Lagere Haselnuss-Nougat-Creme am besten kühl und trocken, bei Raumtemperatur zwischen 18°C und 22°C. Direkte Sonneneinstrahlung und extreme Temperaturen solltest du vermeiden. Ein verschlossenes Glas im Küchenschrank ist meist ideal. Im Kühlschrank wird die Creme sehr fest und lässt sich schlecht streichen; das ist nur für sehr heiße Tage oder spezielle Rezepte ratsam. Nach dem Öffnen sollte sie innerhalb weniger Monate verbraucht werden, um das Aroma zu bewahren.
Kann man Haselnuss-Nougat-Creme selbst herstellen?
Ja, absolut! Die Herstellung von Haselnuss-Nougat-Creme zu Hause ist durchaus möglich und eine tolle Möglichkeit, den Geschmack individuell anzupassen. Du benötigst geröstete Haselnüsse, Zucker (oft Puderzucker für eine feinere Konsistenz), gutes Kakaopulver und eventuell etwas hochwertige Schokolade oder Pflanzenöl. Wichtig ist eine leistungsstarke Küchenmaschine oder ein guter Mixer, um die Nüsse zu einer feinen Paste zu vermahlen. Die genauen Mengen und die Zugabe von z.B. Milchpulver oder Vanille kannst du nach Belieben variieren.
Ist Haselnuss-Nougat-Creme vegan?
Nicht alle Haselnuss-Nougat-Cremes sind vegan. Viele traditionelle Rezepte und kommerzielle Produkte enthalten Milchpulver, um die Cremigkeit und den Geschmack zu verbessern. Es gibt jedoch mittlerweile eine große Auswahl an veganen Nougatcremes auf dem Markt. Achte hierfür auf die Kennzeichnung 'vegan' auf der Verpackung. Diese verwenden oft pflanzliche Alternativen wie Soja- oder Reismehl anstelle von Milchprodukten.

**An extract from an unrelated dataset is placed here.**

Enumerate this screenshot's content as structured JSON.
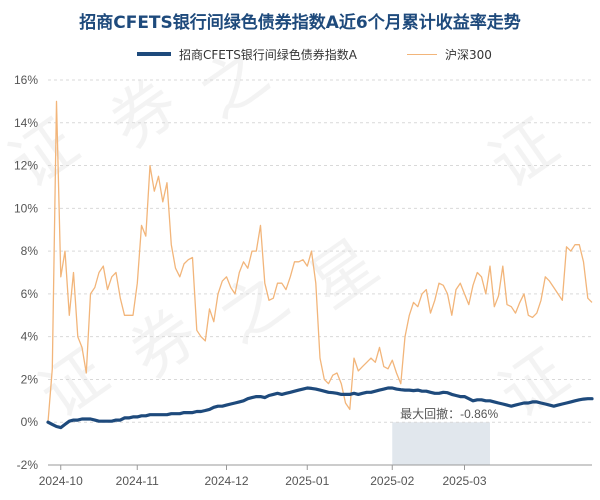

Was tun, wenn die Nougatcreme ölig oder fest geworden ist?
Wenn sich die Nougatcreme trennt und ölig wird, liegt das oft an Temperaturschwankungen oder der Art der enthaltenen Fette. Du kannst versuchen, sie vorsichtig im Wasserbad (nicht zu heiß, maximal 40°C) langsam wieder zu erwärmen und gut durchzurühren. Wenn sie zu fest geworden ist (z.B. durch Lagerung im Kühlschrank), kannst du sie ebenfalls leicht erwärmen oder etwas neutrales Pflanzenöl hinzufügen und kräftig rühren, bis die gewünschte Konsistenz wieder erreicht ist.
Kann ich Haselnuss-Nougat-Creme selber machen?
Ja, absolut! Du kannst geröstete Haselnüsse (ca. 150g), Zucker (ca. 80-100g), Kakao (20-30g), etwas Pflanzenöl (20ml) und nach Belieben etwas Milchpulver oder Schokolade in einem Mixer sehr fein pürieren. Achte darauf, dass die Haselnüsse warm und frisch geröstet sind, dann entfaltet sich ihr Aroma am besten. Das dauert ein paar Minuten, bis die Masse richtig cremig wird.
Wie lange ist geöffnete Haselnuss-Nougat-Creme haltbar?
Geöffnete Haselnuss-Nougat-Creme hält sich bei trockener, kühler Lagerung (Zimmertemperatur, nicht im Kühlschrank) in der Regel 2-3 Monate. Achte darauf, dass du immer einen sauberen Löffel verwendest, um die Haltbarkeit zu gewährleisten und Kontaminationen zu vermeiden.